Indeed, the findings of ARASENS show that darolutamide improves OS in patients with HSPC and that it might improve OS more than other androgen pathway inhibitors, as previously demonstrated by ARAMIS and a meta-analysis5,6. However, ARASENS does not show that combined SOC and darolutamide improves survival when compared with sequential darolutamide. The ARASENS study group has not published their data regarding PSA-DT, making it even harder to determine whether combined SOC and darolutamide is indeed suitable and beneficial for all patients.

With regards to the discrepancy between ENZAMET and PEACE-1, it is again notable that ENZAMET allowed the placebo group to receive sequential enzalutamide and subsequently found no OS benefit in the ADT plus docetaxel plus enzalutamide group in their subgroup analysis, a finding and study design that are in sharp contrast to ARASENS. As expected, enzalutamide also has a benefit on progression-free survival (PFS), with a stronger effect observed when combined with docetaxel.

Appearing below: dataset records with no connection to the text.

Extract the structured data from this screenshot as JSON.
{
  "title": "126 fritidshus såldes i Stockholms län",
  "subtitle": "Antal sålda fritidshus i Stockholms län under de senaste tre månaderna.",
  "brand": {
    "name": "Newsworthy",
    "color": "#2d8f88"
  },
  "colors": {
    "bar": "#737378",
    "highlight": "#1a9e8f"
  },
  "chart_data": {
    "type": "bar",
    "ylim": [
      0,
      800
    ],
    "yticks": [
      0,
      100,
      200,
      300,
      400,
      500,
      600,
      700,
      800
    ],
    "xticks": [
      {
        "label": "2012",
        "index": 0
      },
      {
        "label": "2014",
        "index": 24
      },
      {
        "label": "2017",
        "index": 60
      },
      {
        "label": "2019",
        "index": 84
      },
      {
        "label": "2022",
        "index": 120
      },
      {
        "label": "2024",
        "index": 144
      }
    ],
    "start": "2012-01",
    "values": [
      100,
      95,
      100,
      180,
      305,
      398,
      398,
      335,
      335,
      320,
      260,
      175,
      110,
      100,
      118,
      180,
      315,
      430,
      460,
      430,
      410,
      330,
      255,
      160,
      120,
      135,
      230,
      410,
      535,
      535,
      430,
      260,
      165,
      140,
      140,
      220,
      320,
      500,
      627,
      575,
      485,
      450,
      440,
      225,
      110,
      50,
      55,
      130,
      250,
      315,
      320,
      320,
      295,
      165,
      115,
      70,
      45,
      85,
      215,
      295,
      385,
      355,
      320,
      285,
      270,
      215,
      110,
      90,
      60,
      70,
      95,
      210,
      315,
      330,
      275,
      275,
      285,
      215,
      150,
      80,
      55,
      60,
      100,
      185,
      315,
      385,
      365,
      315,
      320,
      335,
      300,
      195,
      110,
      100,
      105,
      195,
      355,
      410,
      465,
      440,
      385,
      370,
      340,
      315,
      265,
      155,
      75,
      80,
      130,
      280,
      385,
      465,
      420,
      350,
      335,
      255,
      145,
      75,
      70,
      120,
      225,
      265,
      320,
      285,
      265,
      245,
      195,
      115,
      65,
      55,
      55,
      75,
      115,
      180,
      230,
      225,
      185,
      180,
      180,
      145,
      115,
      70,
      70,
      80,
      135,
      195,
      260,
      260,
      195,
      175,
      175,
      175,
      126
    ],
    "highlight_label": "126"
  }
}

This outcome suggests that androgen pathway inhibitors have a survival benefit regardless of whether they are combined with docetaxel. Whether or not the magnitude of benefit is higher or lower with the combinatory nature is still unknown and unanswered by ARASENS. This point is paramount given the importance of optimal sequencing of available therapies for oncologists to maximize survival benefits and treatment-free periods.

Unfortunately, PEACE-1 has yet to make available its sequential systemic options for its participants and if not compared like-with-like as is the case in ARASENS, then the current OS benefit observed might simply be an effect of abiraterone, rather than the combinatory effect with SOC therapies.

I would, therefore, exercise caution in interpreting ARASENS and in choosing treatment combination options for patients with prostate cancer before further evidence is available.